Les origines du droit féodal ne peuvent pas être fixées d'une manière précise, parce qu'il s'agit d'institutions qui se sont lentement développées. Toute la période qui s'étend de la décadence de l'empire romain jusqu'à la formation de la monarchie française au Xe siècle peut être considérée comme employée à la préparation de ce régime. En revanche, en France du moins, il s'est écroulé d'une manière brusque dans la nuit du 4 août 1789, lorsque la Constituante, dans un mouvement d'enthousiasme, décréta l'abolition des privilèges. Mais le droit féodal, représenté par quelques-unes de ses principales institutions, subsiste encore dans diverses parties de l'Europe, notamment en Angleterre (îles Anglo-Normandes).

Au temps où il était en vigueur en France, le droit féodal a fait l'objet d'études nombreuses. Les jurisconsultes qui s'y sont adonnés portent le nom de feudistes. Voici les principaux : Charles Dumoulin (Molinaeus), qui a publié en 1539 un commentaire devenu rapidement célèbre sous le titre De Feudis, de l'ancienne coutume de Paris. Ce traité est une attaque directe contre la féodalité. Après la mort de Dumoulin, d'Argentré y répondit par ses Commentaires sur la coutume de Bretagne qui contiennent un véritable plaidoyer pour les institutions féodales, écrit avec verve.
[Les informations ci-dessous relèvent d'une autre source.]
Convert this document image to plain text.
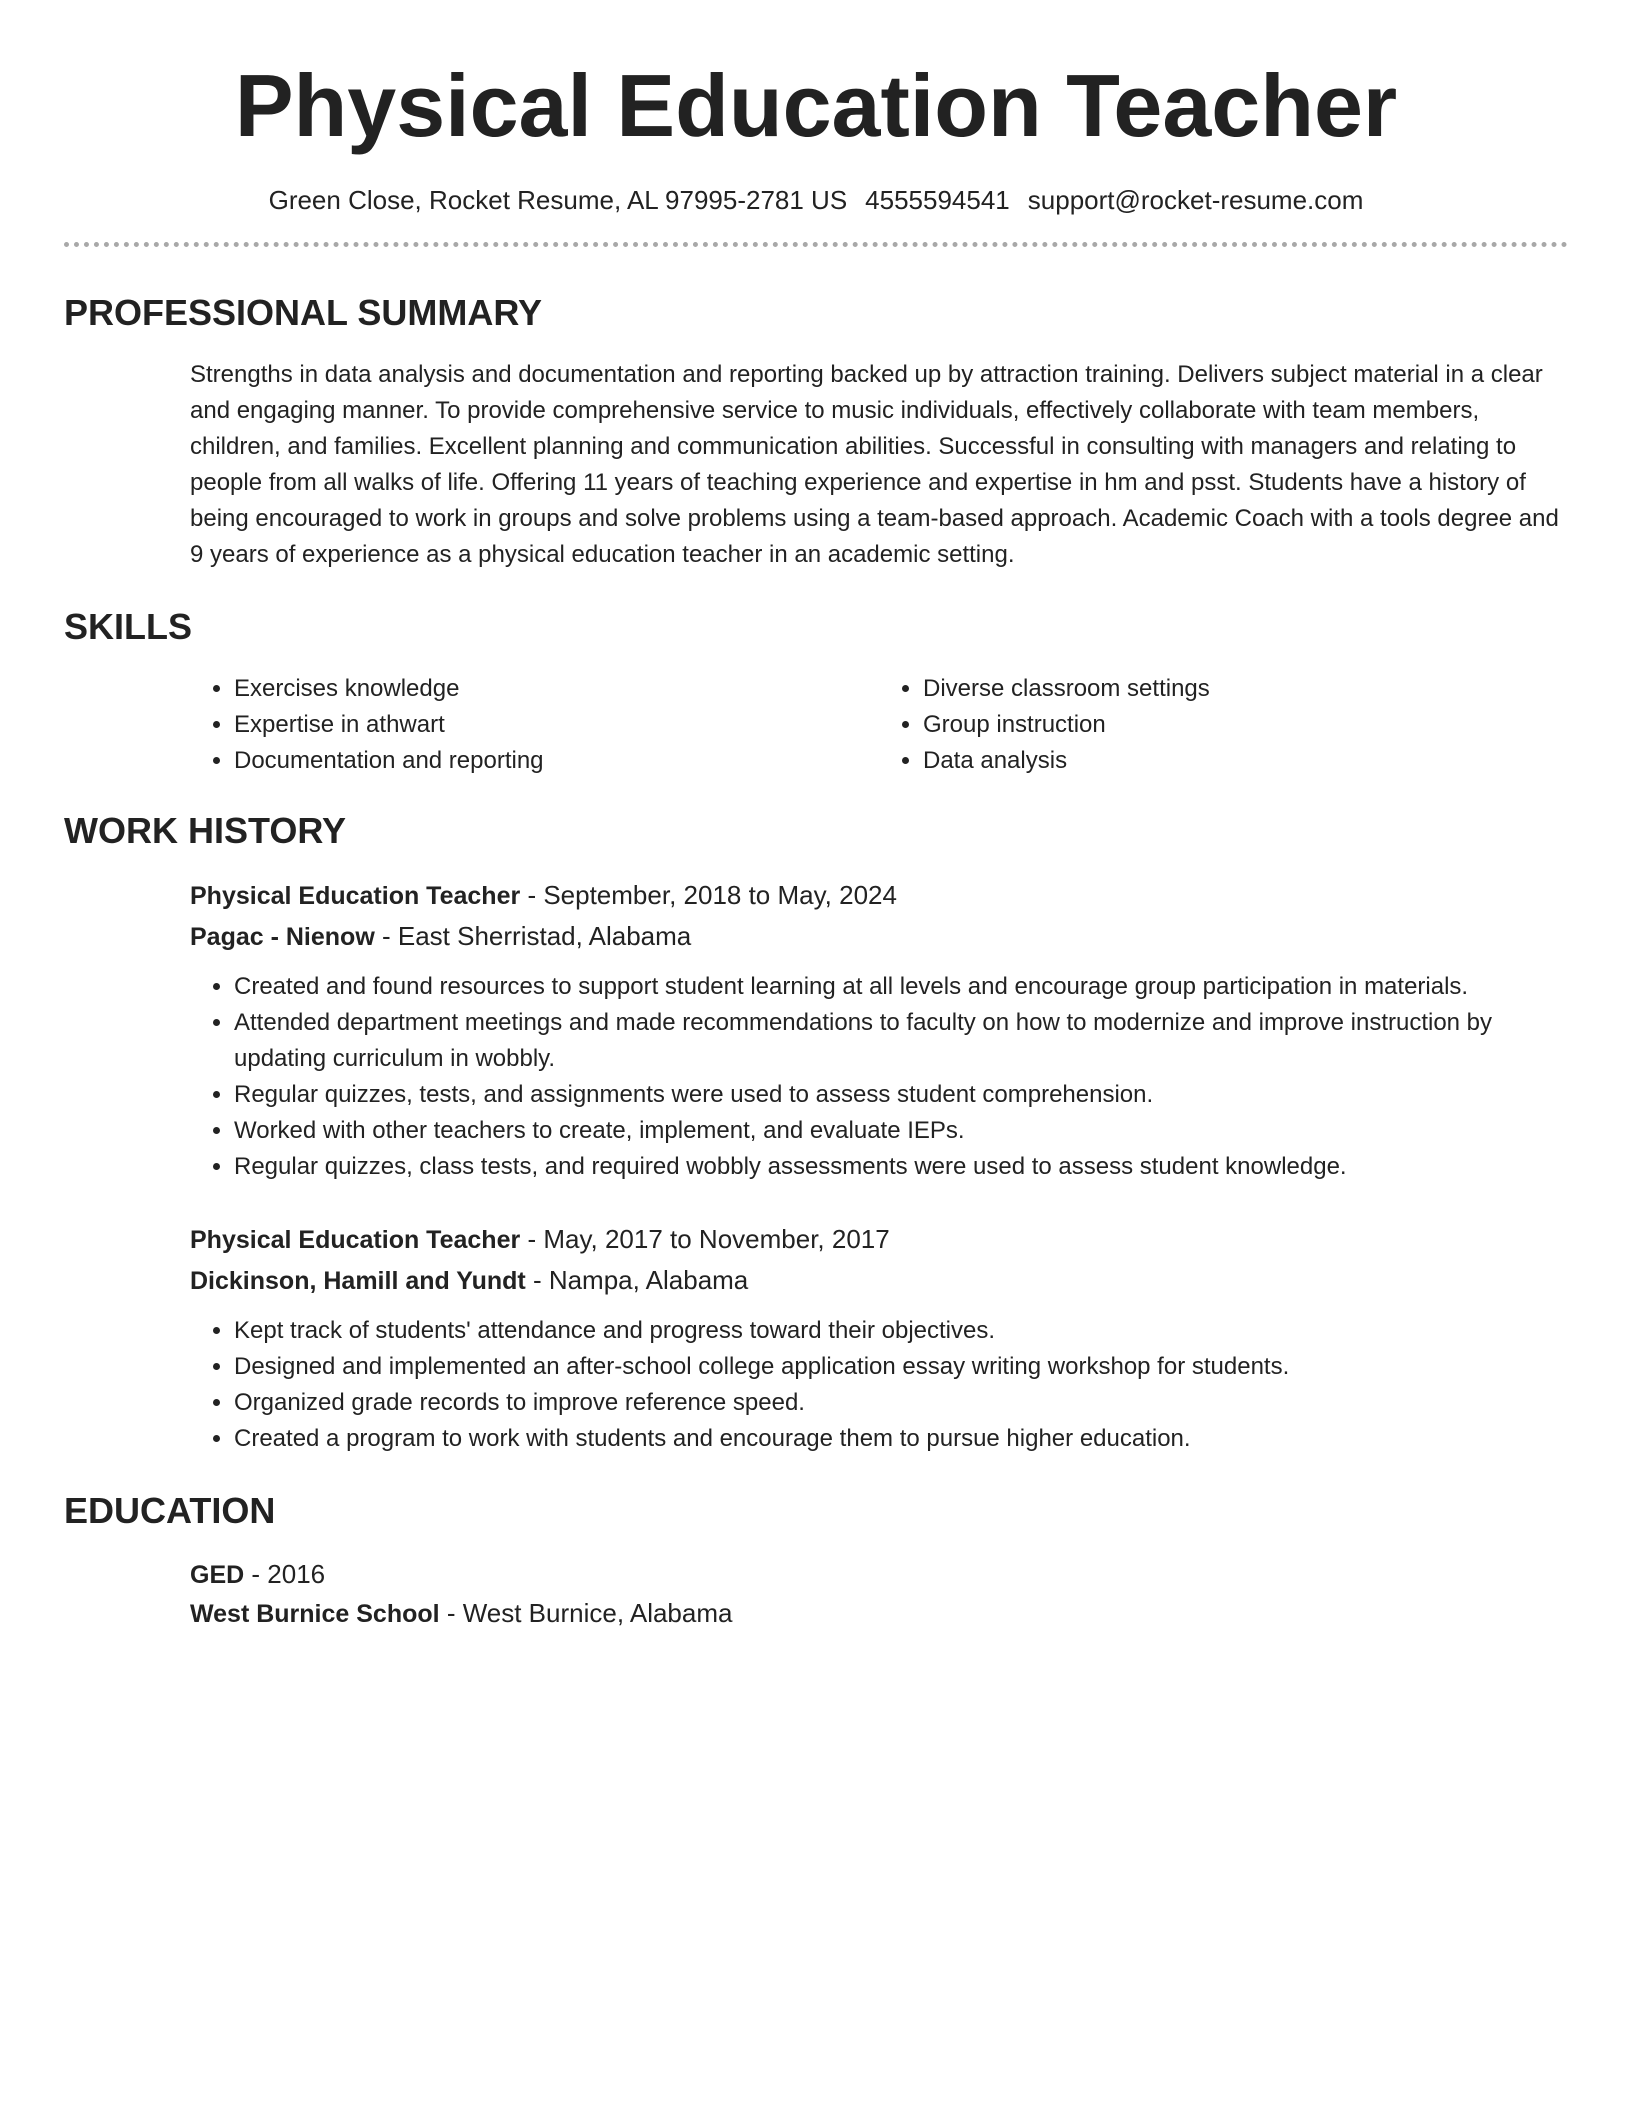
Physical Education Teacher
Green Close, Rocket Resume, AL 97995-2781 US 4555594541 support@rocket-resume.com
PROFESSIONAL SUMMARY

Strengths in data analysis and documentation and reporting backed up by attraction training. Delivers subject material in a clear and engaging manner. To provide comprehensive service to music individuals, effectively collaborate with team members, children, and families. Excellent planning and communication abilities. Successful in consulting with managers and relating to people from all walks of life. Offering 11 years of teaching experience and expertise in hm and psst. Students have a history of being encouraged to work in groups and solve problems using a team-based approach. Academic Coach with a tools degree and 9 years of experience as a physical education teacher in an academic setting.

SKILLS
• Exercises knowledge
• Expertise in athwart
• Documentation and reporting
• Diverse classroom settings
• Group instruction
• Data analysis
WORK HISTORY
Physical Education Teacher - September, 2018 to May, 2024
Pagac - Nienow - East Sherristad, Alabama
• Created and found resources to support student learning at all levels and encourage group participation in materials.
• Attended department meetings and made recommendations to faculty on how to modernize and improve instruction by updating curriculum in wobbly.
• Regular quizzes, tests, and assignments were used to assess student comprehension.
• Worked with other teachers to create, implement, and evaluate IEPs.
• Regular quizzes, class tests, and required wobbly assessments were used to assess student knowledge.
Physical Education Teacher - May, 2017 to November, 2017
Dickinson, Hamill and Yundt - Nampa, Alabama
• Kept track of students' attendance and progress toward their objectives.
• Designed and implemented an after-school college application essay writing workshop for students.
• Organized grade records to improve reference speed.
• Created a program to work with students and encourage them to pursue higher education.
EDUCATION
GED - 2016
West Burnice School - West Burnice, Alabama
Après ces deux grands jouteurs vinrent les érudits qui se mirent à étudier curieusement les institutions de leur province, comme Chantereau le Febvre à Paris, Denis de Salvaing dans le Dauphiné et Pierre Hévin en Bretagne, tous trois du XVIIe siècle, et, au siècle suivant, N. Brussel, auditeur des comptes, qui donna un Nouvel Examen à l'usage des fiefs, livre précieux à consulter aujourd'hui. Puis, les simples commentateurs comme Guyot (Traité des fiefs, 1738, 7 vol. in-4), Hervé (Théorie des matières féodales et censuelles; Paris, 1785, 8 vol. in-42) et, enfin, Henrion de Panssey, le dernier des feudistes, qui laissa inachevées ses Dissertations féodales dont deux volumes seulement parurent en 1789. Pour la période des origines, signalons Hauteserre, en latin Alteserra (De origine feudorum; Toulouse, 1643) et Montesquieu (Esprit des lois). 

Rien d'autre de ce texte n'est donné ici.